The authors declare that they have no conflict of interest.

IMAGES

  1. NMR Chemical Shift Values Table

    nmr chemical shift assignment

  2. Chemical Shifts in Proton NMR Spectroscopy

    nmr chemical shift assignment

  3. Assignments of chemical shifts of metabolites in the 1H NMR spectra of...

    nmr chemical shift assignment

  4. 1H and 13C NMR Chemical Shifts of Pd(II) and Pt(II) Compounds z H NMR

    nmr chemical shift assignment

  5. Ch 13

    nmr chemical shift assignment

  6. Analytical Chemistry

    nmr chemical shift assignment

COMMENTS

  1. A guide to small-molecule structure assignment through ...

    Of the three important classes of primary NMR data—chemical shifts, coupling constants and relative integrated signal intensity—the first is the most diagnostic of the local chemical and...

  2. 12.5: Functional Groups and Chemical Shifts in ¹H NMR ...

    The proton NMR chemical shift is affect by nearness to electronegative atoms (O, N, halogen.) and unsaturated groups (C=C,C=O, aromatic). Electronegative groups move to the down field (left; increase in ppm).

  3. Time-optimized protein NMR assignment with an integrative ...

    Chemical shift assignment is vital for nuclear magnetic resonance (NMR)–based studies of protein structures, dynamics, and interactions, providing crucial atomic-level insight. However, obtaining chemical shift assignments is labor intensive and requires extensive measurement time.

  4. 13.3: Chemical Shifts in ¹H NMR Spectroscopy - Chemistry ...

    1 H NMR Chemical Shifts. Chemical shifts in NMR (Nuclear Magnetic Resonance) spectroscopy refer to the phenomenon where the resonant frequency of a nucleus in a magnetic field is influenced by its chemical environment.

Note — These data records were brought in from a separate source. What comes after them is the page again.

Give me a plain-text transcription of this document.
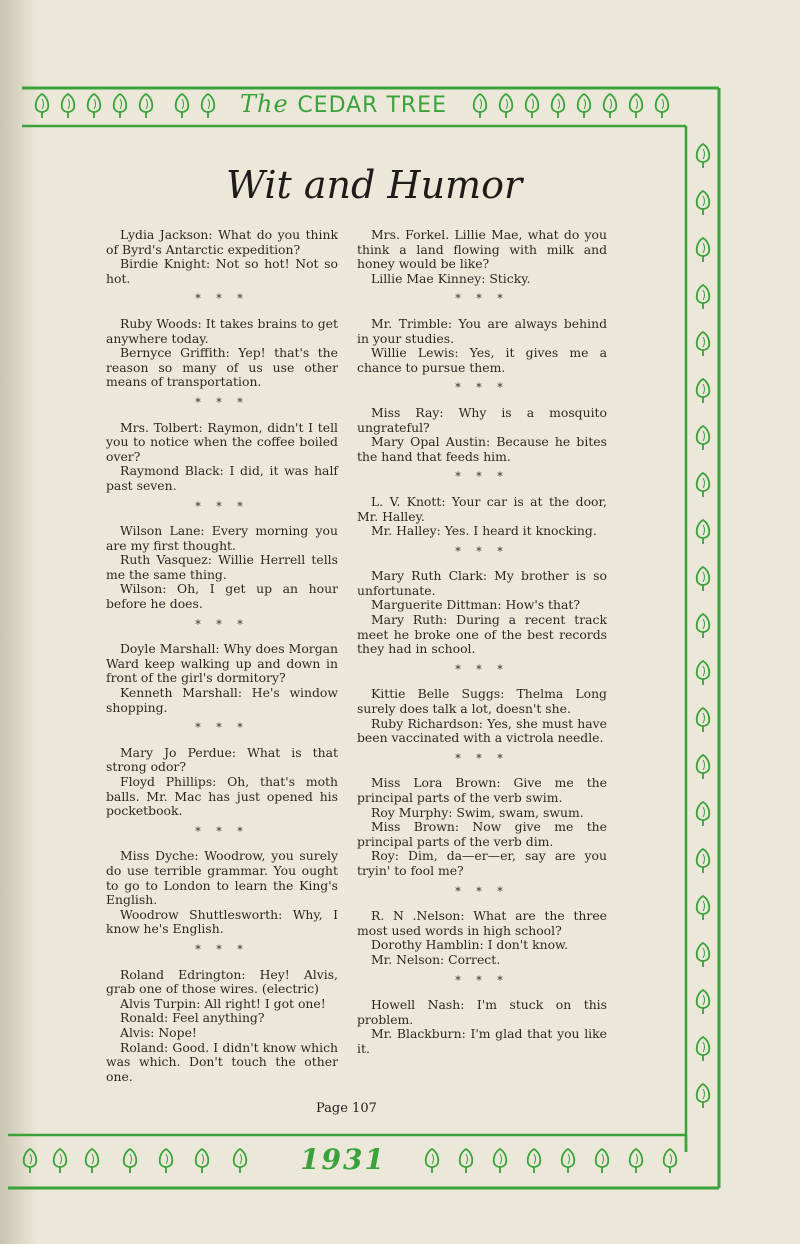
The CEDAR TREE
Wit and Humor

Lydia Jackson: What do you think of Byrd's Antarctic expedition?

Birdie Knight: Not so hot! Not so hot.

* * *

Ruby Woods: It takes brains to get anywhere today.

Bernyce Griffith: Yep! that's the reason so many of us use other means of transportation.

* * *

Mrs. Tolbert: Raymon, didn't I tell you to notice when the coffee boiled over?

Raymond Black: I did, it was half past seven.

* * *

Wilson Lane: Every morning you are my first thought.

Ruth Vasquez: Willie Herrell tells me the same thing.

Wilson: Oh, I get up an hour before he does.

* * *

Doyle Marshall: Why does Morgan Ward keep walking up and down in front of the girl's dormitory?

Kenneth Marshall: He's window shopping.

* * *

Mary Jo Perdue: What is that strong odor?

Floyd Phillips: Oh, that's moth balls. Mr. Mac has just opened his pocketbook.

* * *

Miss Dyche: Woodrow, you surely do use terrible grammar. You ought to go to London to learn the King's English.

Woodrow Shuttlesworth: Why, I know he's English.

* * *

Roland Edrington: Hey! Alvis, grab one of those wires. (electric)

Alvis Turpin: All right! I got one!

Ronald: Feel anything?

Alvis: Nope!

Roland: Good. I didn't know which was which. Don't touch the other one.

Mrs. Forkel. Lillie Mae, what do you think a land flowing with milk and honey would be like?

Lillie Mae Kinney: Sticky.

* * *

Mr. Trimble: You are always behind in your studies.

Willie Lewis: Yes, it gives me a chance to pursue them.

* * *

Miss Ray: Why is a mosquito ungrateful?

Mary Opal Austin: Because he bites the hand that feeds him.

* * *

L. V. Knott: Your car is at the door, Mr. Halley.

Mr. Halley: Yes. I heard it knocking.

* * *

Mary Ruth Clark: My brother is so unfortunate.

Marguerite Dittman: How's that?

Mary Ruth: During a recent track meet he broke one of the best records they had in school.

* * *

Kittie Belle Suggs: Thelma Long surely does talk a lot, doesn't she.

Ruby Richardson: Yes, she must have been vaccinated with a victrola needle.

* * *

Miss Lora Brown: Give me the principal parts of the verb swim.

Roy Murphy: Swim, swam, swum.

Miss Brown: Now give me the principal parts of the verb dim.

Roy: Dim, da—er—er, say are you tryin' to fool me?

* * *

R. N .Nelson: What are the three most used words in high school?

Dorothy Hamblin: I don't know.

Mr. Nelson: Correct.

* * *

Howell Nash: I'm stuck on this problem.

Mr. Blackburn: I'm glad that you like it.

Page 107
1931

  5. 13.4: Chemical Shifts - Chemistry LibreTexts

    The chemical shift of an NMR absorption in δ units is constant, regardless of the operating frequency of the spectrometer. A 1 H nucleus that absorbs at 2.0 δ on a 200 MHz instrument also absorbs at 2.0 δ on a 500 MHz instrument. The range in which most NMR absorptions occur is quite narrow. Almost all 1 H NMR absorptions occur from 0 to 10 ...

  6. Rapid protein assignments and structures from raw NMR spectra ...

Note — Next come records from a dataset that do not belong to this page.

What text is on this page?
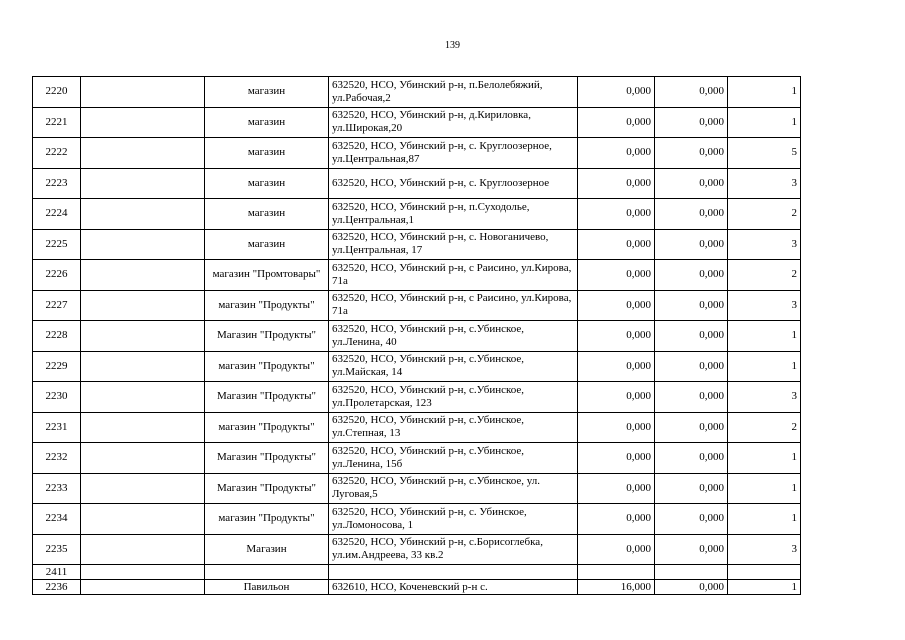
139
2220		магазин	632520, НСО, Убинский р-н, п.Белолебяжий, ул.Рабочая,2	0,000	0,000	1
2221		магазин	632520, НСО, Убинский р-н, д.Кириловка, ул.Широкая,20	0,000	0,000	1
2222		магазин	632520, НСО, Убинский р-н, с. Круглоозерное, ул.Центральная,87	0,000	0,000	5
2223		магазин	632520, НСО, Убинский р-н, с. Круглоозерное	0,000	0,000	3
2224		магазин	632520, НСО, Убинский р-н, п.Суходолье, ул.Центральная,1	0,000	0,000	2
2225		магазин	632520, НСО, Убинский р-н, с. Новоганичево, ул.Центральная, 17	0,000	0,000	3
2226		магазин "Промтовары"	632520, НСО, Убинский р-н, с Раисино, ул.Кирова, 71а	0,000	0,000	2
2227		магазин "Продукты"	632520, НСО, Убинский р-н, с Раисино, ул.Кирова, 71а	0,000	0,000	3
2228		Магазин "Продукты"	632520, НСО, Убинский р-н, с.Убинское, ул.Ленина, 40	0,000	0,000	1
2229		магазин "Продукты"	632520, НСО, Убинский р-н, с.Убинское, ул.Майская, 14	0,000	0,000	1
2230		Магазин "Продукты"	632520, НСО, Убинский р-н, с.Убинское, ул.Пролетарская, 123	0,000	0,000	3
2231		магазин "Продукты"	632520, НСО, Убинский р-н, с.Убинское, ул.Степная, 13	0,000	0,000	2
2232		Магазин "Продукты"	632520, НСО, Убинский р-н, с.Убинское, ул.Ленина, 15б	0,000	0,000	1
2233		Магазин "Продукты"	632520, НСО, Убинский р-н, с.Убинское, ул. Луговая,5	0,000	0,000	1
2234		магазин "Продукты"	632520, НСО, Убинский р-н, с. Убинское, ул.Ломоносова, 1	0,000	0,000	1
2235		Магазин	632520, НСО, Убинский р-н, с.Борисоглебка, ул.им.Андреева, 33 кв.2	0,000	0,000	3
2411						
2236		Павильон	632610, НСО, Коченевский р-н с.	16,000	0,000	1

    The researchers in this work present a deep learning-based method that delivers signal positions, chemical shift assignments, and structures of proteins within hours after completion of the...

  7. Chemical shift-based methods in NMR structure determination

    Chemical shifts are highly sensitive probes harnessed by NMR spectroscopists and structural biologists as conformational parameters to characterize a range of biological molecules. Traditionally, assignment of chemical shifts has been a labor-intensive process requiring numerous samples and a suite of multidimensional experiments.

  8. A Very Deep Graph Convolutional Network for 13C NMR Chemical ...

    Herein, we have constructed a 54-layer-deep graph convolutional network for 13 C NMR chemical shift calculations, which achieved high accuracy with low time-cost and performed competitively with DFT NMR chemical shift calculations on structure assignment benchmarks.

  9. Complete 1H and 13C NMR chemical shift assignments of mono-to ...

    The 1 H and 13 C NMR chemical shifts of compounds 1 – 57 are given in Table 1, Table 2, Table 3, Table 4, Table 5, Table 6 and below we highlight some aspects of the assignments and structural features of the compounds analyzed.

  10. Accurate Prediction of NMR Chemical Shifts: Integrating DFT ...

    Computer prediction of NMR chemical shifts plays an increasingly important role in molecular structure assignment and elucidation for organic molecule studies.